Opinions

Statutory warning in awards is a bad idea


The choice of an award is as much about building the reputation of the award-giver as it’s about recognising the awardee. The same applies for the award’s terms and conditions. In a report tabled in Parliament this week, the Parliamentary Standing Committee on Transport, Tourism and Culture recommended that recipients of awards by state-run Akademis should be asked to sign an undertaking that they won’t return the awards later. This is an absurd suggestion. Such a ‘statutory warning’ would only devalue the award.

The panel cited three reasons for its ‘suggestion’: one, Akademis are ‘apolitical’ organisations; second, political issues fall outside the ambit of culture; three, ‘award wapsi‘ brings ‘disgrace’ to the country.

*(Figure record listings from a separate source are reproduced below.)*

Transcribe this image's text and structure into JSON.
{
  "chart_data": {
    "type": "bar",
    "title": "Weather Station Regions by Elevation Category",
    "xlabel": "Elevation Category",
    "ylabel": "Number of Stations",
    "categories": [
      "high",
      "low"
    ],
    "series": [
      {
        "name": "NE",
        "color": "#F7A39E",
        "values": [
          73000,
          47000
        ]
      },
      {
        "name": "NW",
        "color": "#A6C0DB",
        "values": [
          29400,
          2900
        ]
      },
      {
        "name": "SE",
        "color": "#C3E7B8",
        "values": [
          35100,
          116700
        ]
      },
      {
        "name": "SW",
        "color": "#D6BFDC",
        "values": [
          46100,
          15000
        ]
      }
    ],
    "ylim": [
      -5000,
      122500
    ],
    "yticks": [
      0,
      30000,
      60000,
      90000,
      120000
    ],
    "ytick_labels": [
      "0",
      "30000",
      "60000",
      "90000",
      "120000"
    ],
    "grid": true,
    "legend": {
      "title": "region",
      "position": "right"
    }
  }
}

The suggestion itself undermines the first two reasons, as nothing is really ‘apolitical’; they are only overtly or covertly ‘political’. And the third reason is facetious, since an awardee returning an award for whatever reason, however churlish, hardly amounts to disgracing ‘country’. It simply is a protest against the award-giver. Nothing less, nothing more.

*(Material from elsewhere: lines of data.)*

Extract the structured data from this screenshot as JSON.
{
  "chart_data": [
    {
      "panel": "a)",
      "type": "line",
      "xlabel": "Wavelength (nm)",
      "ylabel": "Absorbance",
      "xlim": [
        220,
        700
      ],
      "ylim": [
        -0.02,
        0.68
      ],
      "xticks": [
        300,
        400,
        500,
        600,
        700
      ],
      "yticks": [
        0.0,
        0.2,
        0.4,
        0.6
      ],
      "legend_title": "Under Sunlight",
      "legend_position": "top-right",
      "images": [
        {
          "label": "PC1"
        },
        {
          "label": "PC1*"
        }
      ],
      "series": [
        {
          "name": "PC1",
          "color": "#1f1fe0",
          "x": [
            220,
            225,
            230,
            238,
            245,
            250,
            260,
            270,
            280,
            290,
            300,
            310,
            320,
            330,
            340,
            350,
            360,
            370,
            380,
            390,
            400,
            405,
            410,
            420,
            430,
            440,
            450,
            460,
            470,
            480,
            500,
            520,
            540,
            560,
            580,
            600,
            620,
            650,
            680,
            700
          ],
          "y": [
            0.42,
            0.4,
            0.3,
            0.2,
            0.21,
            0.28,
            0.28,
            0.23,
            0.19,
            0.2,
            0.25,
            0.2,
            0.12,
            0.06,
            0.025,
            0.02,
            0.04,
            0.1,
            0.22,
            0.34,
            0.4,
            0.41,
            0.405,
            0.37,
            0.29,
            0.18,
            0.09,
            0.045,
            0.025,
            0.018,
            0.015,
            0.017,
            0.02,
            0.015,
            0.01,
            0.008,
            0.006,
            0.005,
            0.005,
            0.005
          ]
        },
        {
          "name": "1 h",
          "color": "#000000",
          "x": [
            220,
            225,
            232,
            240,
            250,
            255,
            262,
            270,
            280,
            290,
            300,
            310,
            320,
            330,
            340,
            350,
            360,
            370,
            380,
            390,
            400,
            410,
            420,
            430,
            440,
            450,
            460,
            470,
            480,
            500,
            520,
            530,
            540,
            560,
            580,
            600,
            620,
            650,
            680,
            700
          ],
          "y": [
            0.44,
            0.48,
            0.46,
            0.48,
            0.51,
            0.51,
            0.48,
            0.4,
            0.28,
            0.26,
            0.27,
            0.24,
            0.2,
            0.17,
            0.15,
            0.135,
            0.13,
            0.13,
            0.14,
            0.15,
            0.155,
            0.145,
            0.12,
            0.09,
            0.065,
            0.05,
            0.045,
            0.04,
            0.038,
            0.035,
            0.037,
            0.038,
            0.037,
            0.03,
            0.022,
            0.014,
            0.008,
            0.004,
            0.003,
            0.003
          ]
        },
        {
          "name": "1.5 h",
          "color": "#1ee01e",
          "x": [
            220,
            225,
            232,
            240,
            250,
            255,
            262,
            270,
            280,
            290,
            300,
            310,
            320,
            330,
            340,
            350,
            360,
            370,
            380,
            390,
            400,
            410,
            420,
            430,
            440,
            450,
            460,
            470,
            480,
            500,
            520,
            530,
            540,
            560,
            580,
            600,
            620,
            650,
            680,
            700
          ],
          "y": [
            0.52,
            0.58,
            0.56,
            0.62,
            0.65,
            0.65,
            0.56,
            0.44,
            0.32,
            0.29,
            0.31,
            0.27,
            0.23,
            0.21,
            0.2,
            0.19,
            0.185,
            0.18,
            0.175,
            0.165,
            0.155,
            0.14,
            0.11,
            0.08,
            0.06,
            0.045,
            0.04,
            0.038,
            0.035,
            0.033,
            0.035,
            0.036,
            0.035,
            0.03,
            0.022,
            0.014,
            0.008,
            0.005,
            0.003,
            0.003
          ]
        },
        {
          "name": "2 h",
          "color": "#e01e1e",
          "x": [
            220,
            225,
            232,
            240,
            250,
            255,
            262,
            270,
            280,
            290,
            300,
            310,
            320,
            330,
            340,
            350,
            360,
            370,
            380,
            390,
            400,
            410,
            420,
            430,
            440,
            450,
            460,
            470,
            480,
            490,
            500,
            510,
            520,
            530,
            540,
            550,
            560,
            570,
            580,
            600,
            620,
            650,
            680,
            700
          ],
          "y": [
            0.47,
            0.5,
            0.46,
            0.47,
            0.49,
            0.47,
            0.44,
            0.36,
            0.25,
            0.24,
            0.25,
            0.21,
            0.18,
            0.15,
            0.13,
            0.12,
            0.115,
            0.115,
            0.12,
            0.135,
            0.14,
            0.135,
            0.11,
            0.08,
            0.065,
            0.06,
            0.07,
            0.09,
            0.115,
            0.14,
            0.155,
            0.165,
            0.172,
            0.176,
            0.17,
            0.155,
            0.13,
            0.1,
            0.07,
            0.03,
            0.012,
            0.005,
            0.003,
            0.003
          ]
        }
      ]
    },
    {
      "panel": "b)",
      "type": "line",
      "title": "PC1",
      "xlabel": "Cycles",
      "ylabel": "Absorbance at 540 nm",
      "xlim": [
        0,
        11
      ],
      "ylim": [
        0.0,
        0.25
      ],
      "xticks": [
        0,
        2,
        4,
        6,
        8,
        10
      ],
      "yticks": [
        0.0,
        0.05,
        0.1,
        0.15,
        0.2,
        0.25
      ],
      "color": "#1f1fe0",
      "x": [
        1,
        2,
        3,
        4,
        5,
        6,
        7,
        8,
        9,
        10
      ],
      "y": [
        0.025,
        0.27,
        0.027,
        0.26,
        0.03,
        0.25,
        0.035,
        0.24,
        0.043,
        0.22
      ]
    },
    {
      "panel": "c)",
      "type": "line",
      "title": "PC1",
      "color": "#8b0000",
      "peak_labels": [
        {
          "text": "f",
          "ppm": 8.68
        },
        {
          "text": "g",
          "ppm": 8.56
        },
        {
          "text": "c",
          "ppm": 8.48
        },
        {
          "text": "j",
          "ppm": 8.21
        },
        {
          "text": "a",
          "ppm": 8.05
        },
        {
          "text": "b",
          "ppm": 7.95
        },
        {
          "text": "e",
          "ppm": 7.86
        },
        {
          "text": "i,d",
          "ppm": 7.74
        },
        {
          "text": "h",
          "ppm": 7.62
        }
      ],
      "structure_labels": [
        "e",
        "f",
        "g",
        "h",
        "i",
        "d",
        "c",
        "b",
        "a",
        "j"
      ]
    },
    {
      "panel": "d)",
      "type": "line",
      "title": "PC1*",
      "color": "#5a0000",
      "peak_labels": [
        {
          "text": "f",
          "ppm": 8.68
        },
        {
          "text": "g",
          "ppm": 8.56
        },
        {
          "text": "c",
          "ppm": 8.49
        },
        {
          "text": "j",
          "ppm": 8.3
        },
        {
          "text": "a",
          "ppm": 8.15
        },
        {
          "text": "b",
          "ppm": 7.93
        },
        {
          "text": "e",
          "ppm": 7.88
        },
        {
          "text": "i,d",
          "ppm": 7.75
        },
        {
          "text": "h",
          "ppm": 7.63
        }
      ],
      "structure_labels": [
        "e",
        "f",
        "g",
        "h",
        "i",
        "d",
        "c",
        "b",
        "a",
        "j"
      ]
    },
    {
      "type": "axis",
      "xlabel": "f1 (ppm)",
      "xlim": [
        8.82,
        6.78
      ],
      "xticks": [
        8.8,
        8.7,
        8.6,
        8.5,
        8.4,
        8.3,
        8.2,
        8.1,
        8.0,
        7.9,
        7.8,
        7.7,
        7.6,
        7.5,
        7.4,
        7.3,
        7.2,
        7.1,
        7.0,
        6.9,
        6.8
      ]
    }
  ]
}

Two of the 31 MPs on the panel rightly argued that the Constitution gives every citizen the freedom to protest, of which returning awards is a form.

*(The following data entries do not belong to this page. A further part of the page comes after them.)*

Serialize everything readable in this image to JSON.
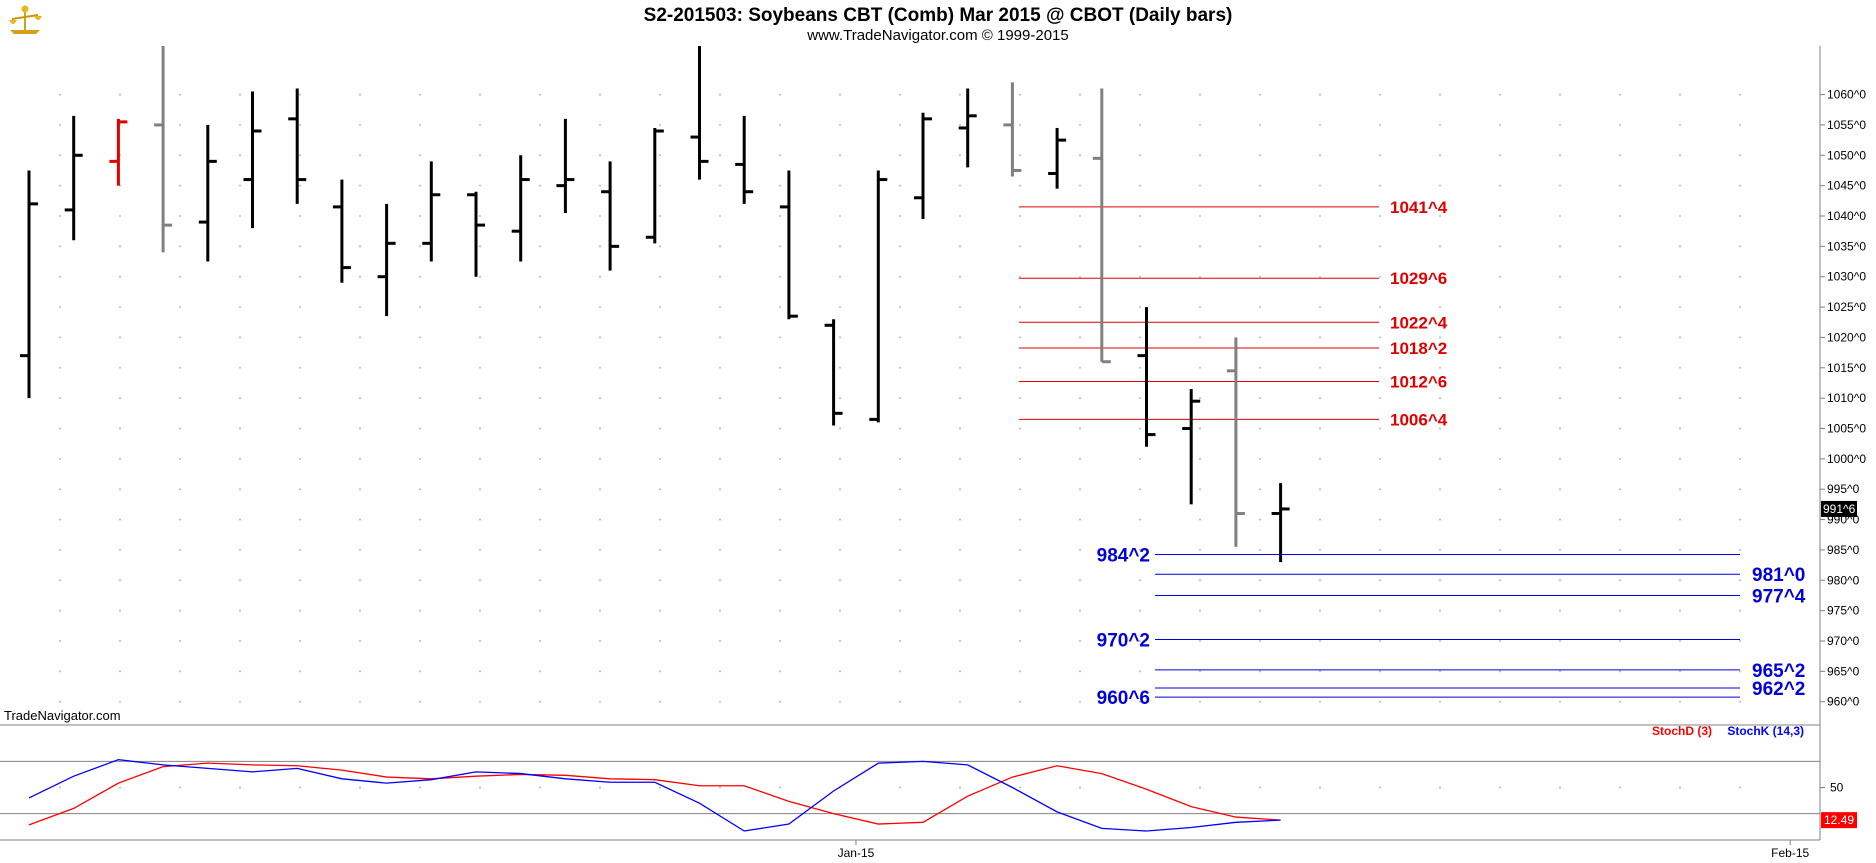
{
  "header": {
    "title": "S2-201503:  Soybeans CBT (Comb) Mar 2015 @ CBOT  (Daily bars)",
    "subtitle": "www.TradeNavigator.com © 1999-2015"
  },
  "watermark": "TradeNavigator.com",
  "chart_data": [
    {
      "type": "ohlc",
      "title": "S2-201503:  Soybeans CBT (Comb) Mar 2015 @ CBOT  (Daily bars)",
      "ylim": [
        956,
        1068
      ],
      "y_ticks": [
        "960^0",
        "965^0",
        "970^0",
        "975^0",
        "980^0",
        "985^0",
        "990^0",
        "995^0",
        "1000^0",
        "1005^0",
        "1010^0",
        "1015^0",
        "1020^0",
        "1025^0",
        "1030^0",
        "1035^0",
        "1040^0",
        "1045^0",
        "1050^0",
        "1055^0",
        "1060^0"
      ],
      "y_tick_values": [
        960,
        965,
        970,
        975,
        980,
        985,
        990,
        995,
        1000,
        1005,
        1010,
        1015,
        1020,
        1025,
        1030,
        1035,
        1040,
        1045,
        1050,
        1055,
        1060
      ],
      "x_labels": [
        {
          "label": "Jan-15",
          "bar_index": 18.5
        },
        {
          "label": "Feb-15",
          "bar_index": 39.4
        }
      ],
      "last_price_label": "991^6",
      "last_price": 991.75,
      "bars": [
        {
          "o": 1017,
          "h": 1047.5,
          "l": 1010,
          "c": 1042,
          "color": "#000000"
        },
        {
          "o": 1041,
          "h": 1056.5,
          "l": 1036,
          "c": 1050,
          "color": "#000000"
        },
        {
          "o": 1049,
          "h": 1056,
          "l": 1045,
          "c": 1055.5,
          "color": "#e00000"
        },
        {
          "o": 1055,
          "h": 1068,
          "l": 1034,
          "c": 1038.5,
          "color": "#808080"
        },
        {
          "o": 1039,
          "h": 1055,
          "l": 1032.5,
          "c": 1049,
          "color": "#000000"
        },
        {
          "o": 1046,
          "h": 1060.5,
          "l": 1038,
          "c": 1054,
          "color": "#000000"
        },
        {
          "o": 1056,
          "h": 1061,
          "l": 1042,
          "c": 1046,
          "color": "#000000"
        },
        {
          "o": 1041.5,
          "h": 1046,
          "l": 1029,
          "c": 1031.5,
          "color": "#000000"
        },
        {
          "o": 1030,
          "h": 1042,
          "l": 1023.5,
          "c": 1035.5,
          "color": "#000000"
        },
        {
          "o": 1035.5,
          "h": 1049,
          "l": 1032.5,
          "c": 1043.5,
          "color": "#000000"
        },
        {
          "o": 1043.5,
          "h": 1044,
          "l": 1030,
          "c": 1038.5,
          "color": "#000000"
        },
        {
          "o": 1037.5,
          "h": 1050,
          "l": 1032.5,
          "c": 1046,
          "color": "#000000"
        },
        {
          "o": 1045,
          "h": 1056,
          "l": 1040.5,
          "c": 1046,
          "color": "#000000"
        },
        {
          "o": 1044,
          "h": 1049,
          "l": 1031,
          "c": 1035,
          "color": "#000000"
        },
        {
          "o": 1036.5,
          "h": 1054.5,
          "l": 1035.5,
          "c": 1054,
          "color": "#000000"
        },
        {
          "o": 1053,
          "h": 1068,
          "l": 1046,
          "c": 1049,
          "color": "#000000"
        },
        {
          "o": 1048.5,
          "h": 1056.5,
          "l": 1042,
          "c": 1044,
          "color": "#000000"
        },
        {
          "o": 1041.5,
          "h": 1047.5,
          "l": 1023,
          "c": 1023.5,
          "color": "#000000"
        },
        {
          "o": 1022,
          "h": 1023,
          "l": 1005.5,
          "c": 1007.5,
          "color": "#000000"
        },
        {
          "o": 1006.5,
          "h": 1047.5,
          "l": 1006,
          "c": 1046,
          "color": "#000000"
        },
        {
          "o": 1043,
          "h": 1057,
          "l": 1039.5,
          "c": 1056,
          "color": "#000000"
        },
        {
          "o": 1054.5,
          "h": 1061,
          "l": 1048,
          "c": 1056.5,
          "color": "#000000"
        },
        {
          "o": 1055,
          "h": 1062,
          "l": 1046.5,
          "c": 1047.5,
          "color": "#808080"
        },
        {
          "o": 1047,
          "h": 1054.5,
          "l": 1044.5,
          "c": 1052.5,
          "color": "#000000"
        },
        {
          "o": 1049.5,
          "h": 1061,
          "l": 1016,
          "c": 1016,
          "color": "#808080"
        },
        {
          "o": 1017,
          "h": 1025,
          "l": 1002,
          "c": 1004,
          "color": "#000000"
        },
        {
          "o": 1005,
          "h": 1011.5,
          "l": 992.5,
          "c": 1009.5,
          "color": "#000000"
        },
        {
          "o": 1014.5,
          "h": 1020,
          "l": 985.5,
          "c": 991,
          "color": "#808080"
        },
        {
          "o": 991,
          "h": 996,
          "l": 983,
          "c": 991.75,
          "color": "#000000"
        }
      ],
      "resistance_levels": [
        {
          "label": "1041^4",
          "value": 1041.5
        },
        {
          "label": "1029^6",
          "value": 1029.75
        },
        {
          "label": "1022^4",
          "value": 1022.5
        },
        {
          "label": "1018^2",
          "value": 1018.25
        },
        {
          "label": "1012^6",
          "value": 1012.75
        },
        {
          "label": "1006^4",
          "value": 1006.5
        }
      ],
      "support_levels": [
        {
          "label": "984^2",
          "value": 984.25,
          "label_side": "left"
        },
        {
          "label": "981^0",
          "value": 981.0,
          "label_side": "right"
        },
        {
          "label": "977^4",
          "value": 977.5,
          "label_side": "right"
        },
        {
          "label": "970^2",
          "value": 970.25,
          "label_side": "left"
        },
        {
          "label": "965^2",
          "value": 965.25,
          "label_side": "right"
        },
        {
          "label": "962^2",
          "value": 962.25,
          "label_side": "right"
        },
        {
          "label": "960^6",
          "value": 960.75,
          "label_side": "left"
        }
      ],
      "colors": {
        "resistance": "#e00000",
        "support": "#0000dd",
        "grid_dot": "#b8b8b8"
      }
    },
    {
      "type": "line",
      "title": "",
      "ylim": [
        0,
        100
      ],
      "y_ticks": [
        "50"
      ],
      "y_tick_values": [
        50
      ],
      "reference_lines": [
        80,
        20
      ],
      "last_value_label": "12.49",
      "x": [
        0,
        1,
        2,
        3,
        4,
        5,
        6,
        7,
        8,
        9,
        10,
        11,
        12,
        13,
        14,
        15,
        16,
        17,
        18,
        19,
        20,
        21,
        22,
        23,
        24,
        25,
        26,
        27,
        28
      ],
      "series": [
        {
          "name": "StochD (3)",
          "color": "#ff0000",
          "values": [
            7,
            26,
            55,
            74,
            78,
            76,
            75,
            70,
            62,
            60,
            63,
            65,
            64,
            60,
            59,
            52,
            52,
            34,
            20,
            8,
            10,
            40,
            62,
            75,
            66,
            48,
            28,
            16,
            12.49
          ]
        },
        {
          "name": "StochK (14,3)",
          "color": "#0000ff",
          "values": [
            38,
            63,
            82,
            76,
            72,
            68,
            72,
            60,
            55,
            59,
            68,
            66,
            60,
            56,
            56,
            32,
            0,
            8,
            46,
            78,
            80,
            76,
            50,
            22,
            3,
            0,
            4,
            10,
            12.49
          ]
        }
      ]
    }
  ]
}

Whether Sahitya Akademis, Nobels or Oscars, awards gain prestige by dint of those they choose to fete. Telling, say, Marlon Brando that he couldn’t refuse his Oscar – which he did in 1973 to protest against the treatment of Native American Indians by his countrymen – would have only turned the Oscar into a Soviet-style agitprop device. In any case, how can someone guarantee that he or she won’t return an award years after he or she gets it? Not accepting a ‘returned’ award has its own comic possibilities.